経済産業省が示す、現在の状況(左)と目指す姿(右)(出典:経済産業省)

「インフラやルールの形成に寄与し、横展開可能な分野」など4分野からテーマ選定

 この委員会で決定したテーマを基にして、具体的な方法論の確立や制度の見直しや各種標準の整備は、システム全体のアーキテクチャの設計、提案を目的として2020年5月にIPA(情報処理推進機構)に創設された「デジタルアーキテクチャ・デザインセンター」が実施する。

 テーマの選定に当たっては「日本の生活者の利便性や経済成長に寄与する分野」「産業競争力の強化につながる分野」「大企業やベンチャーなどプレイヤーがそろっていて、標準等を決めることで効果がある分野」「単なるアプリケーションではなく、インフラやルールの形成に寄与し、横展開可能な分野」の4分野を対象とする。

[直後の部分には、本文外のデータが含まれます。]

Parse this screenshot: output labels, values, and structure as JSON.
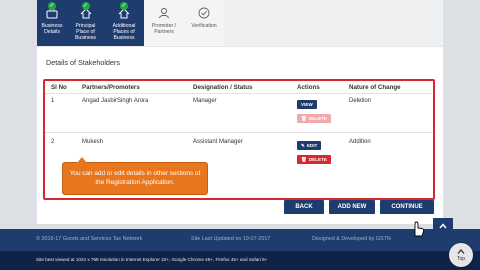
{
  "steps": [
    {
      "label_1": "Business",
      "label_2": "Details",
      "label_3": "",
      "state": "done",
      "icon": "briefcase-icon"
    },
    {
      "label_1": "Principal",
      "label_2": "Place of",
      "label_3": "Business",
      "state": "done",
      "icon": "home-icon"
    },
    {
      "label_1": "Additional",
      "label_2": "Places of",
      "label_3": "Business",
      "state": "done",
      "icon": "home-icon"
    },
    {
      "label_1": "Promoter /",
      "label_2": "Partners",
      "label_3": "",
      "state": "active",
      "icon": "person-icon"
    },
    {
      "label_1": "Verification",
      "label_2": "",
      "label_3": "",
      "state": "pending",
      "icon": "check-circle-icon"
    }
  ],
  "section": {
    "title": "Details of Stakeholders"
  },
  "table": {
    "headers": [
      "Sl No",
      "Partners/Promoters",
      "Designation / Status",
      "Actions",
      "Nature of Change"
    ],
    "rows": [
      {
        "sl": "1",
        "name": "Angad JasbirSingh Arora",
        "designation": "Manager",
        "nature": "Deletion",
        "btn_top": "VIEW",
        "btn_bottom": "DELETE"
      },
      {
        "sl": "2",
        "name": "Mukesh",
        "designation": "Assistant Manager",
        "nature": "Addition",
        "btn_top": "EDIT",
        "btn_bottom": "DELETE"
      }
    ]
  },
  "tooltip": {
    "text": "You can add or edit details in other sections of the Registration Application."
  },
  "buttons": {
    "back": "BACK",
    "add_new": "ADD NEW",
    "continue": "CONTINUE"
  },
  "footer": {
    "copyright": "© 2016-17 Goods and Services Tax Network",
    "updated": "Site Last Updated on 19-07-2017",
    "designed": "Designed & Developed by GSTN",
    "browser_note": "Site best viewed at 1024 x 768 resolution in Internet Explorer 10+, Google Chrome 49+, Firefox 45+ and Safari 6+",
    "top_label": "Top"
  },
  "colors": {
    "navy": "#1e3c6e",
    "red": "#d9272f",
    "orange": "#e8761c",
    "green": "#22a844"
  }
}
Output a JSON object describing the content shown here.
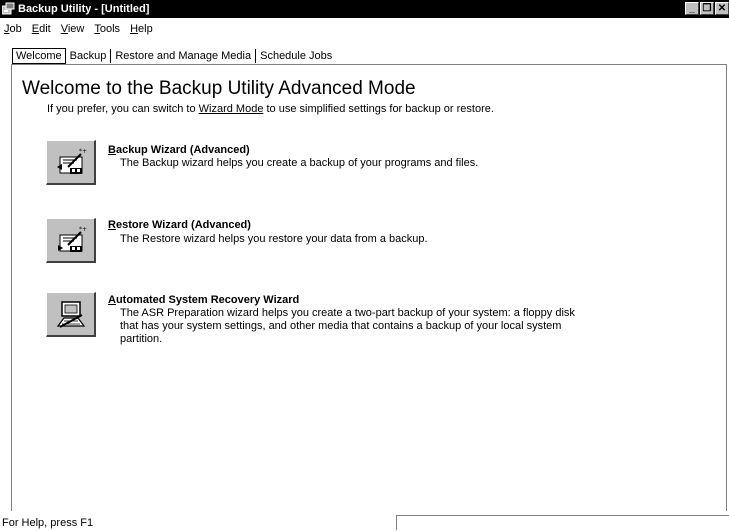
{
  "window": {
    "title": "Backup Utility - [Untitled]",
    "minimize_glyph": "_",
    "restore_glyph": "❐",
    "close_glyph": "✕"
  },
  "menu": [
    {
      "accel": "J",
      "rest": "ob"
    },
    {
      "accel": "E",
      "rest": "dit"
    },
    {
      "accel": "V",
      "rest": "iew"
    },
    {
      "accel": "T",
      "rest": "ools"
    },
    {
      "accel": "H",
      "rest": "elp"
    }
  ],
  "tabs": [
    "Welcome",
    "Backup",
    "Restore and Manage Media",
    "Schedule Jobs"
  ],
  "main": {
    "heading": "Welcome to the Backup Utility Advanced Mode",
    "intro_before": "If you prefer, you can switch to ",
    "intro_link": "Wizard Mode",
    "intro_after": " to use simplified settings for backup or restore."
  },
  "wizards": [
    {
      "accel": "B",
      "title_rest": "ackup Wizard (Advanced)",
      "desc": "The Backup wizard helps you create a backup of your programs and files.",
      "icon": "backup-wizard-icon"
    },
    {
      "accel": "R",
      "title_rest": "estore Wizard (Advanced)",
      "desc": "The Restore wizard helps you restore your data from a backup.",
      "icon": "restore-wizard-icon"
    },
    {
      "accel": "A",
      "title_rest": "utomated System Recovery Wizard",
      "desc": "The ASR Preparation wizard helps you create a two-part backup of your system: a floppy disk that has your system settings, and other media that contains a backup of your local system partition.",
      "icon": "asr-wizard-icon"
    }
  ],
  "status": {
    "text": "For Help, press F1"
  }
}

 具体的には、(1)新たな規制体系の確立や規制手法の高度化が求められている分野における規制関係、(2)無駄をなくし、より効率的なシステムを構築することが求められている分野における政府、公共調達関係、(3)業種を横断した多様なプレイヤーが関与するシステムで、全体整理に国が関与すべき分野における産業競争基盤関係、の3分野を当面のターゲットとするという。

 委員会の立ち上げについて、同委員会の委員であり、日本経済団体連合会会長、日立製作所 取締役会長 執行役の中西宏明氏は「菅新内閣において、デジタル庁の設立をはじめDX推進に向けた方策を矢継ぎ早に打ち出していることに大いに期待している。本会議の検討事項においても、省庁間の縦割りを打破し、政府一体で推進いただきたい」と意見した。